GW2 Wäre schon cool is aber noch net da...und da müsste ich ja Geld aus geben..und das is net so meines. Ich Zahle für Games echt um gern Geld....^^

NeoSteam is genau das was ich nicht will Comic Grafik die für Asiaten gemacht sind. Ich mag das bei Spielen überhaupt nicht...!

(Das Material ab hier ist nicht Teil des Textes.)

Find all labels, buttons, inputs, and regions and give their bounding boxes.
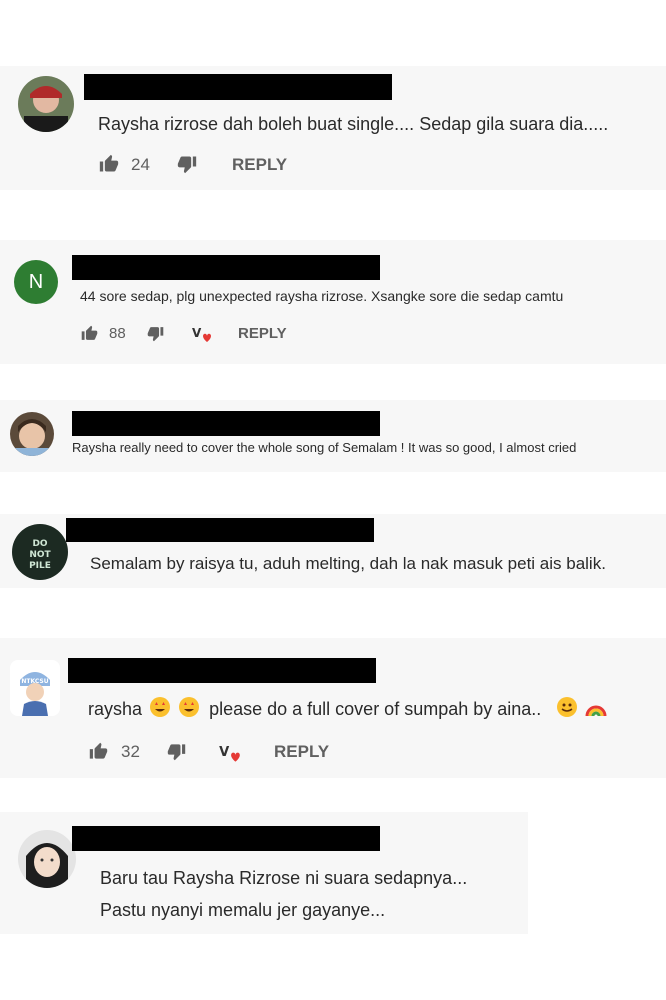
comment-card: Raysha rizrose dah boleh buat single....… xyxy=(0,66,666,190)
comment-text-line-1: Baru tau Raysha Rizrose ni suara sedapny… xyxy=(100,868,468,888)
svg-text:NOT: NOT xyxy=(29,550,51,560)
comment-card: N 44 sore sedap, plg unexpected raysha r… xyxy=(0,240,666,364)
like-count: 24 xyxy=(131,155,150,174)
redacted-username xyxy=(84,74,392,100)
creator-heart-icon: V xyxy=(216,742,244,766)
thumbs-down-icon[interactable] xyxy=(176,154,198,174)
star-struck-emoji xyxy=(178,696,200,723)
comment-text-end: please do a full cover of sumpah by aina… xyxy=(209,699,542,719)
thumbs-up-icon[interactable] xyxy=(98,154,120,174)
svg-text:PILE: PILE xyxy=(29,561,51,571)
comment-text: raysha please do a full cover of sumpah … xyxy=(88,696,607,723)
smiling-face-emoji xyxy=(556,696,578,723)
svg-text:V: V xyxy=(219,745,230,760)
thumbs-up-icon[interactable] xyxy=(88,742,109,761)
comment-text: 44 sore sedap, plg unexpected raysha riz… xyxy=(80,288,564,304)
avatar[interactable] xyxy=(18,76,74,132)
avatar[interactable]: DO NOT PILE xyxy=(12,524,68,580)
redacted-username xyxy=(72,255,380,280)
like-count: 32 xyxy=(121,742,140,761)
thumbs-up-icon[interactable] xyxy=(80,325,99,342)
comment-text: Semalam by raisya tu, aduh melting, dah … xyxy=(90,554,606,573)
avatar[interactable]: NTKCSU xyxy=(10,660,60,716)
svg-text:V: V xyxy=(192,326,202,340)
reply-button[interactable]: REPLY xyxy=(232,155,287,175)
like-count: 88 xyxy=(109,325,126,342)
redacted-username xyxy=(72,826,380,851)
avatar[interactable] xyxy=(18,830,76,888)
redacted-username xyxy=(68,658,376,683)
creator-heart-icon: V xyxy=(190,324,214,346)
comment-card: Raysha really need to cover the whole so… xyxy=(0,400,666,472)
svg-text:DO: DO xyxy=(32,539,47,549)
comment-card: Baru tau Raysha Rizrose ni suara sedapny… xyxy=(0,812,528,934)
redacted-username xyxy=(66,518,374,542)
rainbow-emoji xyxy=(585,696,607,723)
avatar[interactable] xyxy=(10,412,54,456)
redacted-username xyxy=(72,411,380,436)
avatar[interactable]: N xyxy=(14,260,58,304)
comment-text: Raysha rizrose dah boleh buat single....… xyxy=(98,114,609,134)
star-struck-emoji xyxy=(149,696,171,723)
comment-text: Raysha really need to cover the whole so… xyxy=(72,440,577,455)
comment-card: NTKCSU raysha please do a full cover of … xyxy=(0,638,666,778)
reply-button[interactable]: REPLY xyxy=(274,742,329,762)
comment-text-line-2: Pastu nyanyi memalu jer gayanye... xyxy=(100,900,386,920)
comment-card: DO NOT PILE Semalam by raisya tu, aduh mel… xyxy=(0,514,666,588)
thumbs-down-icon[interactable] xyxy=(146,325,165,342)
reply-button[interactable]: REPLY xyxy=(238,325,287,342)
comment-text-start: raysha xyxy=(88,699,143,719)
thumbs-down-icon[interactable] xyxy=(166,742,187,761)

Florensia scheint das Gleiche zu sein,Fiesta auch,Atlantica Online auch, WoW wenn es nix Kosten würde und etwas erwachsener wäre ja !


----------



## Ezio (10. Oktober 2010)

Metin 2?


----------



## Pixelplanet (10. Oktober 2010)

alle Punkte sind leicht zu erfüllen

ausser das es auf Deutsch sein soll

aber ist auch besser so Internationale Server und Spiele machen gerade im mmo bereich mehr Spaß

und Englisch lernt ja sowieso jeder seid einigen Jahren


----------



## CrimsoN 2.0 (10. Oktober 2010)

Metin 2 Habe ich schon gespielte das is einfach nur LOW von der Garfik und von allgemeinen Spiel verhalten....!!



Pixelplanet schrieb:


> alle Punkte sind leicht zu erfüllen
> 
> ausser das es auf Deutsch sein soll
> 
> ...



Meine Eng is leider nicht das beste daher....und lernen fählt mir bei Eng schwer...

ich suche halt eine eine Spiele für ü18 als was für Erwachse...


----------



## mixxed_up (10. Oktober 2010)

Was ist mit Runes of Magic? 

So was für "Erwachsene" fällt mir echt nicht ein ...
Außer dass HdRO bald kostenlos wird.


----------



## Per4mance (10. Oktober 2010)

ja hdro kommt bald ansonsten fällt mir auch nix ein


----------



## Kaktus (10. Oktober 2010)

Überleg mal selbst was du willst und ob das wirklich realistisch ist. 

Es soll kostenlos sein, aber eine tolle Grafik mit sich bringen die in der Entwicklung sehr viel Geld kostet. Du willst es auf Deutsch.... dabei soll es viele Spieler haben. Das ist schon fast ein Wiederspruch in sich da kein Entwickler es sich leisten kann eine riesige Spielwelt komplett in alle Sprachen zu übersetzen. Und ehrlich, Deutsch wird am Weltmaßstab gemessen nur von einer absoluten Minderheit gesprochen. Zumal Übersetzungen wiederum Geld kosten... was wieder der Kostenfaktor ist. 

Ich hab mir meiner Freundin sehr viele kostenlose Spiele angetestet und am Ende waren sie alle samt ******* sondern man nicht nur nur schnetzeln wollte. Wenn du mehr haben willst wirst du zahlen müssen. Und selbst bei den Bezahlspielen sieht es mau aus wenn man mehr als ein WoW Clon haben will. Denn das sind im Grunde 90% alle Spiele. 

Schau dich einfach um. Es gibt von fast allen Spielen eine Testversion. Wir haben bei den meisten diese Zeit nicht mal nutzen müssen um festzustellen das es nichts für uns ist. Empfehlungen zu folgen hat wenig Sinn da jeder einen anderen Geschmack hat. Z.b. liebt meine Beste Freundin und ihr Freund WoW während ich es als eines der schlechtesten Spiele überhaupt titulieren würde da es mir absolut gar nichts interessantes bietet (und ja ich hab es getestet). 

Der eine findet Guild Wars toll, für mich ein reines Schnetztelspiel ohne jeden Tiefgang.... langweilig und banal. U.s.w.! Du findest mit Google ganze Listen von Spielen, einfach mal durchlesen und selbst informieren.


----------



## Nucleus (10. Oktober 2010)

Age of Conan erfüllt alle Deine Forderungen - bis auf die Kosten.

In diesem Punkt sind Deine Vorstellungen, siehe Kaktus, aber leider völlig unrealistisch.


----------



## CrimsoN 2.0 (10. Oktober 2010)

Wann wird hdro kostenlos ???


----------



## Low (10. Oktober 2010)

Allods Online soll gut sein. Ist stark an WoW angelegt. Was aber auch gut ist, weil WoW einfach das Non-Plus ist :--)


----------



## Z3NDO (11. Oktober 2010)

Free 2 Play F A Q



Im Herbst sollte es in Europa kostenlos werden.


----------